By Linda Hardy, LDO, CPOT, COA
Nov. 25, 2015
There are two ways to make a sale in your optical–the hard sell and the soft sell. Train your staff in both approaches, and analyze when it’s better to use which approach. Includes selling tips for your optical team.
STRATEGIZE THE BEST APPROACH. Hard sell can be used when there is a strong medical eyecare or practical argument for purchase. Soft sell is for nice-to-have, rather than need-to-have items.
KEY INTO OPTICAL SALES PATTERNS. Work with office manager or lead optician to note sales patterns, and when one or the other of these sales approaches should be used more.
WORK OUT A DEFAULT APPROACH. In small, more laid-back communities, a soft sell approach may work better in most cases than the hard sell approach. In busier, urban settings, more frequent use of the hard sell may be best.
There are two distinctive ways to make a sale in the optical: the hard sell and the soft sell. A hard sell and a soft sell can both be very effective, depending on the situation and the tone of your office.
I work in a mostly“soft sell” practice. I think this may have to do with our location in the small, Southern town of Newnan, Ga. The community here is used to a certain style of interaction. If we are short, or too pushy, this may discourage the customer from returning. As the following examples illustrate, there is a time in every practice for use of both of these sales approaches, though you must proceed with caution to avoid having a hard sell backfire.
The optical at Newnan Family Eye Care in Newnan, Ga., where Hardy works as an optician. Hardy says the soft sell approach works the best most often in her small, Southern town, but that there are times when a hard sell should be used in every practice.
When to Use Hard Sell
A patient is a contact lens wearer with no back-up eyeglasses. “Mr. Jones, you do not have any back-up glasses. If you get an eye infection, and have no backup glasses, you can cause permanent eye damage. You need to get a pair of glasses today.”
You can be more forceful in a situation like this because there are real practical and eye health concerns at stake, which the doctor, in addition to the optician, can impress on the patient. Hard sells work well when there is a strong eyecare argument to be made for purchase of the product.
A patient is unsure about an eyeglasses purchase. “Ms. Randall, we are having a sale on glasses, but that sale ends today. You have to take advantage of the sale today, or you will not get the discount.”
All patients want a good deal. If they feel like they may miss out, it is likely they will go ahead and make a purchase rather than wait. In situations like this, you need an immediate call to action since your opportunity to capture the sale won’t last long.
When you are up-selling. A patient comes in with a prescription of -0.50-0.25×180 both eyes.
“Mr. Johnson, these glasses are definitely going to improve your vision, but if you do not get a thinner lens, with Transitions and anti-glare, they will not be attractive, and the vision will not be as clear. If you don’t have these upgrades added, you will waste your money on a product that you hate.”
Like the earlier example of the contact lens patient in need of back-up glasses, this is a patient who has a strong visual and quality-of-life need for the lens treatments that the optician (and hopefully the doctor in the exam room) has recommended.
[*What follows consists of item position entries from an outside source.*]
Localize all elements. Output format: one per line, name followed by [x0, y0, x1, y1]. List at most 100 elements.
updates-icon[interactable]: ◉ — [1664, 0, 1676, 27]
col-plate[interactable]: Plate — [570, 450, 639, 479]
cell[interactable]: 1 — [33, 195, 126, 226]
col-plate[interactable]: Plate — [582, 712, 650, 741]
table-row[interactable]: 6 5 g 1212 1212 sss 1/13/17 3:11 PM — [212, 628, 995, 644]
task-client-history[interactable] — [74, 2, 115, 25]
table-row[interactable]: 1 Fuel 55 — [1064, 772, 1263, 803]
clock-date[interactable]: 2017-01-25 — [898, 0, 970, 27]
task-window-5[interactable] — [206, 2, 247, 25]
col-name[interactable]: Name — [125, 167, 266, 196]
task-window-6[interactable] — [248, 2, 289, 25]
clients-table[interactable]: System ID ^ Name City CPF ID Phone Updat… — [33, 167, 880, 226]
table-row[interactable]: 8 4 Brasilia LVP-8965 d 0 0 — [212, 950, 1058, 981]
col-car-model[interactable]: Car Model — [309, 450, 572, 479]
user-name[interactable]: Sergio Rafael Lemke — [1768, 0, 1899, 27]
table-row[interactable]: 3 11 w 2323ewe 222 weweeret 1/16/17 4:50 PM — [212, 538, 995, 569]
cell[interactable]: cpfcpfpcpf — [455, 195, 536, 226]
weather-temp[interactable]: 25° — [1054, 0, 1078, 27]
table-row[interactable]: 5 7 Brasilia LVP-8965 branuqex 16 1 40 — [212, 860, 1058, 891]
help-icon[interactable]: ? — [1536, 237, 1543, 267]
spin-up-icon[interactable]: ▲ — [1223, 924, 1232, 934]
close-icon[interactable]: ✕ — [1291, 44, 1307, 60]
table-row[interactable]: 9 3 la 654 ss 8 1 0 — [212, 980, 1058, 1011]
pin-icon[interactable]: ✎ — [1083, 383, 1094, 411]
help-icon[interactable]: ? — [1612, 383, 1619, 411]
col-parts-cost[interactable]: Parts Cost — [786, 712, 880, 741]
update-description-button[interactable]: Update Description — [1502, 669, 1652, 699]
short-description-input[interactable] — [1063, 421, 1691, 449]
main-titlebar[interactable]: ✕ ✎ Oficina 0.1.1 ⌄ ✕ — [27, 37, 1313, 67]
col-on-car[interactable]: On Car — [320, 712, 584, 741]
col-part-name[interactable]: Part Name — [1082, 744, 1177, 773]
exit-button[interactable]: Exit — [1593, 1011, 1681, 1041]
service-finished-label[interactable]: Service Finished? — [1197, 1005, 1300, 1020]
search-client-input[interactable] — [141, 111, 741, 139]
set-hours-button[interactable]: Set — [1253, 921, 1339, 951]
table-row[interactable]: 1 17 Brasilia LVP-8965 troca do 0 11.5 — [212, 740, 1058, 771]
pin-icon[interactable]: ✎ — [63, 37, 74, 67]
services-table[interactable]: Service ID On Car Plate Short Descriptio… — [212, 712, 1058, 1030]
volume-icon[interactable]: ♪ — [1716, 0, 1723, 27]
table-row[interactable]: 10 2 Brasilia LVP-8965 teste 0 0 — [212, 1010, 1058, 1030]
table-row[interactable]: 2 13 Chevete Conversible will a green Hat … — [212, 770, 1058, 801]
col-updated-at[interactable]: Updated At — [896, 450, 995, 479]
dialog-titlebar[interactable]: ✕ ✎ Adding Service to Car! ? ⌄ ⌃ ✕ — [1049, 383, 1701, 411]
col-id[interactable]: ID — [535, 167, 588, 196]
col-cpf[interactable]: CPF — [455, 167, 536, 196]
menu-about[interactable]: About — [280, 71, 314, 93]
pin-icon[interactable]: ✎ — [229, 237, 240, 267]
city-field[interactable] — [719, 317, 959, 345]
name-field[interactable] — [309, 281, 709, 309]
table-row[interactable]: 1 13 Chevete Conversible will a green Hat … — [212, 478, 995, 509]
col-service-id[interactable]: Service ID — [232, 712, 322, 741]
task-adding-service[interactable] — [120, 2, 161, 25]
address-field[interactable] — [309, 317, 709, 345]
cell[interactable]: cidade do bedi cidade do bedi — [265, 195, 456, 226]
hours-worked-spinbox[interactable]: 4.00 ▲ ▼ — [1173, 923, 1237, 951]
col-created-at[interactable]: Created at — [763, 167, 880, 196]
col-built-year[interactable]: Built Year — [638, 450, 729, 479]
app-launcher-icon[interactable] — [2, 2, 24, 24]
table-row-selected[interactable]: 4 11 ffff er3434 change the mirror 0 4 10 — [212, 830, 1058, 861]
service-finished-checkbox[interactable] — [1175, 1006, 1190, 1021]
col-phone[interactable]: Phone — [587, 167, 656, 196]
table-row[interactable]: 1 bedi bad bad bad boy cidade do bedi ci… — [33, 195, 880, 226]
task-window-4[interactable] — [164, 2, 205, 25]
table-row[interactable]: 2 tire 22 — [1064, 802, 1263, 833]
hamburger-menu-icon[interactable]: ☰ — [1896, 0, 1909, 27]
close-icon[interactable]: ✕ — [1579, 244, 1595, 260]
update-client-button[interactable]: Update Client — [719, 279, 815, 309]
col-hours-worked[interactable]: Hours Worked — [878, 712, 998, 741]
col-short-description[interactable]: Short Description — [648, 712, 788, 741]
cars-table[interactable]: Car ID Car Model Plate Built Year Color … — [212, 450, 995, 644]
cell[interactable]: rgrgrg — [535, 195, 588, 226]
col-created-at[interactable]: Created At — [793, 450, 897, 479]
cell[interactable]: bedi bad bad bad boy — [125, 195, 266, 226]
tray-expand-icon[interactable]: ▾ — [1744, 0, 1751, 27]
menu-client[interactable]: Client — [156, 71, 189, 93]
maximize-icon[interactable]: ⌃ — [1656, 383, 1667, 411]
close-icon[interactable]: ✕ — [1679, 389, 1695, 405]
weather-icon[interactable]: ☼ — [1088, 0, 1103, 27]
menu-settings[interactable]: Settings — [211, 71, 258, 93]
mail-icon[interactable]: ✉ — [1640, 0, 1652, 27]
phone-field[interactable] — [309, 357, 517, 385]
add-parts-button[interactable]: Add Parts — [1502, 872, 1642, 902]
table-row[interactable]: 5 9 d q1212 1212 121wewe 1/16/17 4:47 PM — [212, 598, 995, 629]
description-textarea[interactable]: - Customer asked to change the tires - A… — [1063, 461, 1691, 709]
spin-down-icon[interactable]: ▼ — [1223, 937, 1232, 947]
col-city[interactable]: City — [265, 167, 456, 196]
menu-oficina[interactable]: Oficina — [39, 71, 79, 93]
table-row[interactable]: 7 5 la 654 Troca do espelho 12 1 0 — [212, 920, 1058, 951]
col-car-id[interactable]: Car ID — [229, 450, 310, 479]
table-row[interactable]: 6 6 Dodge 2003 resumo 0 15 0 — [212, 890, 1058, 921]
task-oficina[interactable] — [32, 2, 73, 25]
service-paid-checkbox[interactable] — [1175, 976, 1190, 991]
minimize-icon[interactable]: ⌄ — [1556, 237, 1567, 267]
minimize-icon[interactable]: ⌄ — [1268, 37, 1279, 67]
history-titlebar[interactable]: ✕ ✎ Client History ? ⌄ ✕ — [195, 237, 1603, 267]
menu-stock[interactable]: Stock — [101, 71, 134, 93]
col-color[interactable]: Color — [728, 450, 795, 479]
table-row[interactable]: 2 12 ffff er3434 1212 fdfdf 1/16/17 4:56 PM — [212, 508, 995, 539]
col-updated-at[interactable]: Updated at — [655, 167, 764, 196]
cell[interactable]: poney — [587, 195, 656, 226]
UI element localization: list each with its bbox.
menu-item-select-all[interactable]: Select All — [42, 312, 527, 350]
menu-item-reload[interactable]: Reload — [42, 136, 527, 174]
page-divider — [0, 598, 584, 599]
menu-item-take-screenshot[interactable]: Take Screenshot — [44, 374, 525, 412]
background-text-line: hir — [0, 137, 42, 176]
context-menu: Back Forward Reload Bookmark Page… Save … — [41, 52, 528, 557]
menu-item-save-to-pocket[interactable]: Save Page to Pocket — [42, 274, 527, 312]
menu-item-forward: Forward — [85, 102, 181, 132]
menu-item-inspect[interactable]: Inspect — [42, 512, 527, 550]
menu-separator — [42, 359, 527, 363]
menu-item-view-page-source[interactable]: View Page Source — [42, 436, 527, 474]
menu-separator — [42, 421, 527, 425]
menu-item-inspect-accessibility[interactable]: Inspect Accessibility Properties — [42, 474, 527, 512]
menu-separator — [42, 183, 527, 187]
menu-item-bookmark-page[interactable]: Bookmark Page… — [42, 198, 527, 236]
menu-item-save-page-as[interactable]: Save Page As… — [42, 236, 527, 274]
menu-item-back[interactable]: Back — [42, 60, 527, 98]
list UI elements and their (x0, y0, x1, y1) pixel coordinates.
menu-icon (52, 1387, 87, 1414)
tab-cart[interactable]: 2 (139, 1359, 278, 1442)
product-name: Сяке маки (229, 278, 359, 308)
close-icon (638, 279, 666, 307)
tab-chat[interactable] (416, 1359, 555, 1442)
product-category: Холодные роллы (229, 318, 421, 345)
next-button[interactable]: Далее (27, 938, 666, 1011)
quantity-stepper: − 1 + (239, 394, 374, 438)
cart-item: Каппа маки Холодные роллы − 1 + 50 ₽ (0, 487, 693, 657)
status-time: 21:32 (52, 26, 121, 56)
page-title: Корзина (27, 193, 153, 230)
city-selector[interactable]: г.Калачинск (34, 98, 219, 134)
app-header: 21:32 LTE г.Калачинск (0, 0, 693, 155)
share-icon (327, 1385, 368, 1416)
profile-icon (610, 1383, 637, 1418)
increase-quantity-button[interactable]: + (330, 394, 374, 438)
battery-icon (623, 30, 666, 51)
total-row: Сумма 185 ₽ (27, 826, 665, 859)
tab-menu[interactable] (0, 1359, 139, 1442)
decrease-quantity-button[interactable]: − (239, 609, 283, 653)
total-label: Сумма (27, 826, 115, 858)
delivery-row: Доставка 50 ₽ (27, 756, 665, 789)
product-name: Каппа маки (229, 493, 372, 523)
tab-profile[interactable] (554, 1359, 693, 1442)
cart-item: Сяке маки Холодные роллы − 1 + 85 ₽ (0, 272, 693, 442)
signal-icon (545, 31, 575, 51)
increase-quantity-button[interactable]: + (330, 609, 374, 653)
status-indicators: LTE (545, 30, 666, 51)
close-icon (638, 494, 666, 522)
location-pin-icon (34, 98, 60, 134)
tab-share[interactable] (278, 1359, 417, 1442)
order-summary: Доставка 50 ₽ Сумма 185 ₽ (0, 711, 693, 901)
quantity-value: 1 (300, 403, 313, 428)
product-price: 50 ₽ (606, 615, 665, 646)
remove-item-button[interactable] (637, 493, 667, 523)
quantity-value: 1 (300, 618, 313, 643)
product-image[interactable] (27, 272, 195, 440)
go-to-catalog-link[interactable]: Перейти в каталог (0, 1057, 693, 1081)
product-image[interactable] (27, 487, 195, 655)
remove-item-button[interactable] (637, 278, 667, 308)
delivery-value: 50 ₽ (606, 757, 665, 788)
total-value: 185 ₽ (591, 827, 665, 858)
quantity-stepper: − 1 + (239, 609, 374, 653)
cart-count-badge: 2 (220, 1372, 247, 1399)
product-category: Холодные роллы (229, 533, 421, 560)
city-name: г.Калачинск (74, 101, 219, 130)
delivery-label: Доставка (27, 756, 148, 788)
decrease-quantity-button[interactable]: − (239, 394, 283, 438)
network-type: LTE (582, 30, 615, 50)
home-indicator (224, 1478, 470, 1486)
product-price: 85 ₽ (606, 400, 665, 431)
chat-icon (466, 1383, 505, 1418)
Hard Sell Tip: You have to be careful with hard sells. Patients can find the optician pushy and rude. If that is the case, you may lose customers, and return customers are very valuable. Wording and body language is vital. If you seem too hurried to make a sale or that you are getting frustrated, a patient will feel your anxiety and may become uncomfortable. It that happens, instead of a sell, you will just have an upset customer.Whenever you do a “hard sell,” be careful with your wording and give as much education behind the purchase as possible.
When to Use Soft Sell
Opportunity for second-pair sale. A patient has committed to a purchase, but you see room to make an extra sell. “Ms. Smith, I know you like that pair of glasses for everyday wear, but everyone can use a good second pair of glasses to trade off on, maybe in a different style for times you want to be more playful. Maybe something more fun, like a pair of cat-eye glasses? And if you get a second pair I can give you a discount.”
During the optical hand-off. The doctor has finished with the examination and the optician has been alerted a patient is being transitioned for optical sells. Not being overly aggressive makes a patient feel comfortable, and that he or she can trust you. “Mr. Buter, feel free to browse at the frames, we have a lot to choose from. If you need any help I am here to assist you.” You can always transition to a hard sell approach later in the sales process, but your first goal when the patient first steps into the optical is to make them comfortable, including giving the space initially without bearing down on them with a sales pitch.
A patient shows he needs a different kind of eyewear. If a patient has shown he is rough on his glasses, a good way to make an upgraded sell is to give realistic reasons why they should invest more money into their glasses. “You are pretty hard on glasses Mr. Brown, you may want to look at the titanium frames. They are more expensive, but are much more durable and will be much more light weight for you.”